Camlann is ancient, older than the kingdom of Britain, in fact. It stood empty and decaying while the Romans ruled, but after Londinium fell to the Saxons, Ambrosius Aurelianus had it resettled. Arthur had it refortified with the great walls, which, when we rode up that day, were only half-finished. As we approached, Agravain drove up his horse to ride beside me again; and Cei fell back, watching me as though he expected me to grow wings and fly off rather than enter the fortress. So I came to Camlann, driving a heavy-laden cart pulled by a spent mare, flanked by three warriors who viewed me in vastly different lights, fastening my hopes on a High King who was absent.
The gates had been thrown open for us before we reached them, and we drove up the steep hill, the warriors calling greetings to the guards and shouting that they had a victory. The High King was expected back, with the rest of the warband, at any moment, and Bedwyr wanted the supplies from Ynys Witrin to be unloaded before the Pendragon returned.
“I do not wish my lord to have to trouble himself with inventories, nor to wait for his victory feast,” he told one of the servants.
“Of course,” said the man, eyeing the carts with some eagerness—I gathered they had been short of supplies in Camlann. “Did you bring mead from Ynys Witrin?”
“Seeing that the monks make the best mead in Dumnonia,” Cei replied, “we were hardly likely to miss it.”
“Good. We’ve only that ale we saved from last winter, and I had no wish to give that to the Emperor after a victory.”
The carts and horses were brought to a stable, and I cared for Sion’s mare and gave her some grain. I was finishing with her when Bedwyr entered, followed by Cei and Agravain. “The Emperor is almost here,” he told me, “if you wish to come down to the gates.”
The Family was still riding up when I went to the gates to see them. It was a long column, coming from the North, mounted men, some driving cattle; one or two wagons, spare horses on lead reins. They covered the road into the distance, glittering with weapons in the afternoon sun. At the front a rider carried the standard, a deeper glint of gold at that distance, and behind him came a man on a white horse. Arthur.
I thought of all that had happened to me up to that moment, of my mother and my father both, of Agravain, of Lugh, of the Saxons. The physical struggle and the spiritual struggle: they met here. My throat constricted and I stood, my eyes, like the eyes of all around me, fixed on the man who rode behind the standard.

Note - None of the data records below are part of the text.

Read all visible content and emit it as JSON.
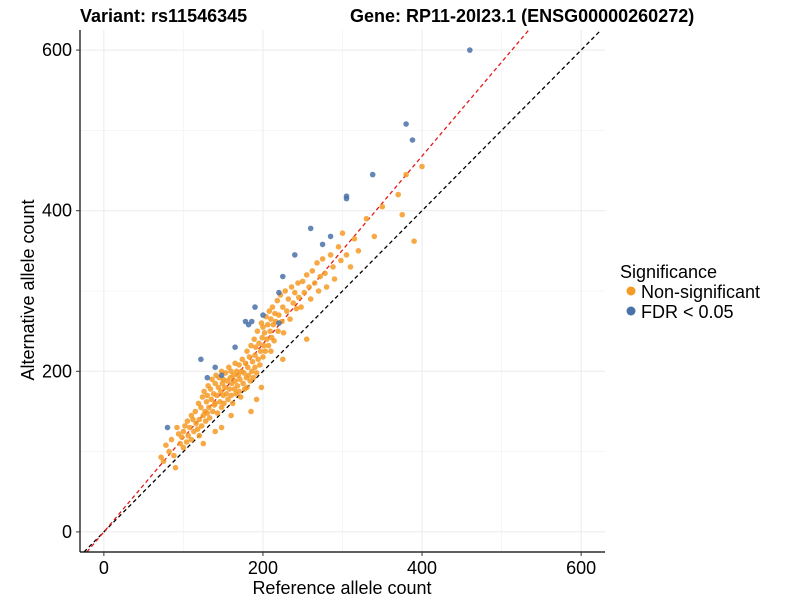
{
  "chart_data": {
    "type": "scatter",
    "title_left": "Variant: rs11546345",
    "title_right": "Gene: RP11-20I23.1 (ENSG00000260272)",
    "xlabel": "Reference allele count",
    "ylabel": "Alternative allele count",
    "xlim": [
      -30,
      630
    ],
    "ylim": [
      -25,
      625
    ],
    "x_ticks": [
      0,
      200,
      400,
      600
    ],
    "y_ticks": [
      0,
      200,
      400,
      600
    ],
    "x_tick_labels": [
      "0",
      "200",
      "400",
      "600"
    ],
    "y_tick_labels": [
      "0",
      "200",
      "400",
      "600"
    ],
    "grid": true,
    "reference_lines": [
      {
        "name": "identity",
        "slope": 1.0,
        "intercept": 0,
        "color": "#000000",
        "style": "dashed"
      },
      {
        "name": "fit",
        "slope": 1.17,
        "intercept": 0,
        "color": "#e41a1c",
        "style": "dashed"
      }
    ],
    "legend": {
      "title": "Significance",
      "position": "right",
      "entries": [
        {
          "label": "Non-significant",
          "color": "#f59a23"
        },
        {
          "label": "FDR < 0.05",
          "color": "#4a72a8"
        }
      ]
    },
    "series": [
      {
        "name": "Non-significant",
        "color": "#f59a23",
        "points": [
          [
            72,
            93
          ],
          [
            75,
            88
          ],
          [
            78,
            108
          ],
          [
            82,
            100
          ],
          [
            85,
            115
          ],
          [
            88,
            95
          ],
          [
            90,
            80
          ],
          [
            92,
            130
          ],
          [
            94,
            122
          ],
          [
            96,
            110
          ],
          [
            98,
            118
          ],
          [
            100,
            125
          ],
          [
            100,
            105
          ],
          [
            102,
            132
          ],
          [
            104,
            112
          ],
          [
            105,
            138
          ],
          [
            106,
            120
          ],
          [
            108,
            130
          ],
          [
            110,
            145
          ],
          [
            110,
            115
          ],
          [
            112,
            140
          ],
          [
            113,
            125
          ],
          [
            115,
            150
          ],
          [
            116,
            135
          ],
          [
            118,
            128
          ],
          [
            119,
            160
          ],
          [
            120,
            140
          ],
          [
            120,
            120
          ],
          [
            122,
            155
          ],
          [
            123,
            132
          ],
          [
            124,
            168
          ],
          [
            125,
            145
          ],
          [
            126,
            175
          ],
          [
            127,
            150
          ],
          [
            128,
            138
          ],
          [
            129,
            162
          ],
          [
            130,
            170
          ],
          [
            130,
            148
          ],
          [
            131,
            182
          ],
          [
            132,
            155
          ],
          [
            133,
            142
          ],
          [
            134,
            178
          ],
          [
            135,
            165
          ],
          [
            136,
            190
          ],
          [
            137,
            150
          ],
          [
            138,
            172
          ],
          [
            139,
            158
          ],
          [
            140,
            185
          ],
          [
            140,
            160
          ],
          [
            141,
            195
          ],
          [
            142,
            170
          ],
          [
            143,
            148
          ],
          [
            144,
            180
          ],
          [
            145,
            192
          ],
          [
            146,
            162
          ],
          [
            147,
            175
          ],
          [
            148,
            200
          ],
          [
            148,
            155
          ],
          [
            149,
            185
          ],
          [
            150,
            170
          ],
          [
            150,
            190
          ],
          [
            151,
            160
          ],
          [
            152,
            180
          ],
          [
            153,
            198
          ],
          [
            154,
            172
          ],
          [
            155,
            188
          ],
          [
            156,
            165
          ],
          [
            157,
            205
          ],
          [
            158,
            178
          ],
          [
            159,
            192
          ],
          [
            160,
            170
          ],
          [
            160,
            200
          ],
          [
            161,
            185
          ],
          [
            162,
            160
          ],
          [
            163,
            195
          ],
          [
            164,
            178
          ],
          [
            165,
            210
          ],
          [
            165,
            188
          ],
          [
            166,
            172
          ],
          [
            167,
            200
          ],
          [
            168,
            182
          ],
          [
            169,
            195
          ],
          [
            170,
            175
          ],
          [
            170,
            208
          ],
          [
            171,
            190
          ],
          [
            172,
            168
          ],
          [
            173,
            200
          ],
          [
            174,
            215
          ],
          [
            175,
            185
          ],
          [
            176,
            198
          ],
          [
            177,
            178
          ],
          [
            178,
            210
          ],
          [
            179,
            192
          ],
          [
            180,
            225
          ],
          [
            180,
            180
          ],
          [
            181,
            205
          ],
          [
            182,
            195
          ],
          [
            183,
            218
          ],
          [
            184,
            188
          ],
          [
            185,
            232
          ],
          [
            186,
            200
          ],
          [
            187,
            212
          ],
          [
            188,
            192
          ],
          [
            189,
            240
          ],
          [
            190,
            205
          ],
          [
            190,
            220
          ],
          [
            191,
            230
          ],
          [
            192,
            198
          ],
          [
            193,
            250
          ],
          [
            194,
            215
          ],
          [
            195,
            235
          ],
          [
            196,
            208
          ],
          [
            197,
            225
          ],
          [
            198,
            260
          ],
          [
            199,
            242
          ],
          [
            200,
            218
          ],
          [
            200,
            255
          ],
          [
            201,
            232
          ],
          [
            202,
            248
          ],
          [
            203,
            225
          ],
          [
            204,
            268
          ],
          [
            205,
            240
          ],
          [
            206,
            258
          ],
          [
            207,
            232
          ],
          [
            208,
            275
          ],
          [
            209,
            250
          ],
          [
            210,
            265
          ],
          [
            211,
            242
          ],
          [
            212,
            280
          ],
          [
            213,
            258
          ],
          [
            214,
            238
          ],
          [
            215,
            272
          ],
          [
            216,
            262
          ],
          [
            218,
            288
          ],
          [
            219,
            250
          ],
          [
            220,
            270
          ],
          [
            222,
            295
          ],
          [
            224,
            262
          ],
          [
            225,
            280
          ],
          [
            226,
            248
          ],
          [
            228,
            300
          ],
          [
            230,
            275
          ],
          [
            232,
            290
          ],
          [
            234,
            265
          ],
          [
            236,
            305
          ],
          [
            238,
            285
          ],
          [
            240,
            298
          ],
          [
            242,
            278
          ],
          [
            244,
            310
          ],
          [
            245,
            292
          ],
          [
            248,
            280
          ],
          [
            250,
            312
          ],
          [
            252,
            298
          ],
          [
            255,
            320
          ],
          [
            258,
            305
          ],
          [
            260,
            290
          ],
          [
            262,
            325
          ],
          [
            265,
            310
          ],
          [
            268,
            335
          ],
          [
            270,
            300
          ],
          [
            272,
            318
          ],
          [
            275,
            340
          ],
          [
            278,
            322
          ],
          [
            280,
            305
          ],
          [
            285,
            345
          ],
          [
            288,
            330
          ],
          [
            290,
            315
          ],
          [
            295,
            355
          ],
          [
            298,
            338
          ],
          [
            300,
            372
          ],
          [
            305,
            345
          ],
          [
            310,
            330
          ],
          [
            315,
            365
          ],
          [
            320,
            350
          ],
          [
            330,
            390
          ],
          [
            340,
            368
          ],
          [
            350,
            405
          ],
          [
            370,
            420
          ],
          [
            375,
            395
          ],
          [
            380,
            445
          ],
          [
            390,
            362
          ],
          [
            400,
            455
          ],
          [
            185,
            150
          ],
          [
            192,
            165
          ],
          [
            125,
            110
          ],
          [
            148,
            130
          ],
          [
            255,
            240
          ],
          [
            210,
            225
          ],
          [
            160,
            145
          ],
          [
            225,
            215
          ],
          [
            140,
            125
          ],
          [
            198,
            180
          ]
        ]
      },
      {
        "name": "FDR < 0.05",
        "color": "#4a72a8",
        "points": [
          [
            80,
            130
          ],
          [
            122,
            215
          ],
          [
            130,
            192
          ],
          [
            140,
            205
          ],
          [
            148,
            195
          ],
          [
            178,
            262
          ],
          [
            182,
            258
          ],
          [
            186,
            262
          ],
          [
            190,
            280
          ],
          [
            200,
            270
          ],
          [
            220,
            298
          ],
          [
            225,
            318
          ],
          [
            240,
            345
          ],
          [
            260,
            378
          ],
          [
            275,
            358
          ],
          [
            285,
            368
          ],
          [
            305,
            418
          ],
          [
            305,
            415
          ],
          [
            338,
            445
          ],
          [
            380,
            508
          ],
          [
            388,
            488
          ],
          [
            460,
            600
          ],
          [
            220,
            260
          ],
          [
            165,
            230
          ]
        ]
      }
    ]
  }
}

The vanguard of the warband broke off from the slower-moving group which drove the cattle. Horses’ manes and tails and men’s cloaks streamed in the wind of their motion, and, through the dirt of hard riding, the sun glittered off weapons and mail and jewelry. The Pendragon wore the purple, gold-embroidered cloak of the Roman High Kings over his coat of mail. He rode well, and held his tall spear as though he knew how to use it. As he passed the gates, the inhabitants of the fortress shouted a welcome with one voice, and they shouted, “Arthur!”
The king laughed and reined in the horse, and his followers pressed around him, catching his hands in greeting. I remained standing on the half-finished wall, staring at him and wondering that so much doubt and deep thought could come to nothing in so brief and transient a moment. I knew that somehow I had already made my choice, perhaps made it when I fled from Dun Fionn. Somehow I had known all along that I would become a warrior, and fight for Arthur.